E-novels have been created as a separate specie, they are not just novels distributed in soft copy. In doing so some publishers at least (Amazon) have given up all pretence of the traditional role of book publisher. The book cover, layout and proofing are not their responsibility. Many paid publications are riddled with errors. They now allow the reader to report these errors, which is much cheaper than paying for an experienced human copy editor. Typically homophones and near homophones are the last to be fixed ( as a spell checker cannot find them) so years after publication we still have:

“
 the people and their pest were removed to a safer location 
”

“
 the team descended into the bowls of the earth 
”

Some software houses have a long tradition of public software beta releases (eg Microsoft). I think it an excellent chance that a subscription search engine team would be contemplating the same. The question is if you don’t know exactly why an AI produced nonsense how do you fix it? The generic disclaimers about the limits of the scope of training data generating errors seem to me, at least in part, to be a cloak for real ignorance.

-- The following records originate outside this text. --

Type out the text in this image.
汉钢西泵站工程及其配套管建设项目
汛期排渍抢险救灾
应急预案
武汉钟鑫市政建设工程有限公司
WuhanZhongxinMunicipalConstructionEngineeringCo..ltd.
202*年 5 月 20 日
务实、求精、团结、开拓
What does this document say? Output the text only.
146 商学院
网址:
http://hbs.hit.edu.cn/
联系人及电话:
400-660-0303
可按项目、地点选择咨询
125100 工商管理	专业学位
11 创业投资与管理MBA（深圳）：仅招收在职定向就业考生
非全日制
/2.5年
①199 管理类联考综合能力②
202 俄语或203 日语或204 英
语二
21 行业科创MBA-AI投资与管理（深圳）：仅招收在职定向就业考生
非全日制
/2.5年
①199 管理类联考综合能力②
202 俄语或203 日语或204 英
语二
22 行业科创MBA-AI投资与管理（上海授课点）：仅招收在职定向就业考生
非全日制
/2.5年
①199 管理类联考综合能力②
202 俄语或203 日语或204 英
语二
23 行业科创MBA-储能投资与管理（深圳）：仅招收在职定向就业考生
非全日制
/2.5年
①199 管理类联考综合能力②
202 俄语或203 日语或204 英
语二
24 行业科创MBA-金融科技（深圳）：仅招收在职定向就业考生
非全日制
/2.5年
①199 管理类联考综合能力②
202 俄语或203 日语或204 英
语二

This article from the ABC tells us that AI generated images can be picked by silly composition errors, such as asymmetry of ear rings. The problem for the system builders is there is no way to reach in and tell the software to ensure that humans have the same ring in each ear, unlike fixing typos, there is no place to apply specific corrections.

It gets worse, altering “bowls” to “bowels” is pretty certain to be correct if a human decides from context that is required. But if such a fix was to be applied to asymmetric ear rings for those who according to fashion wear only one, would it be an improvement?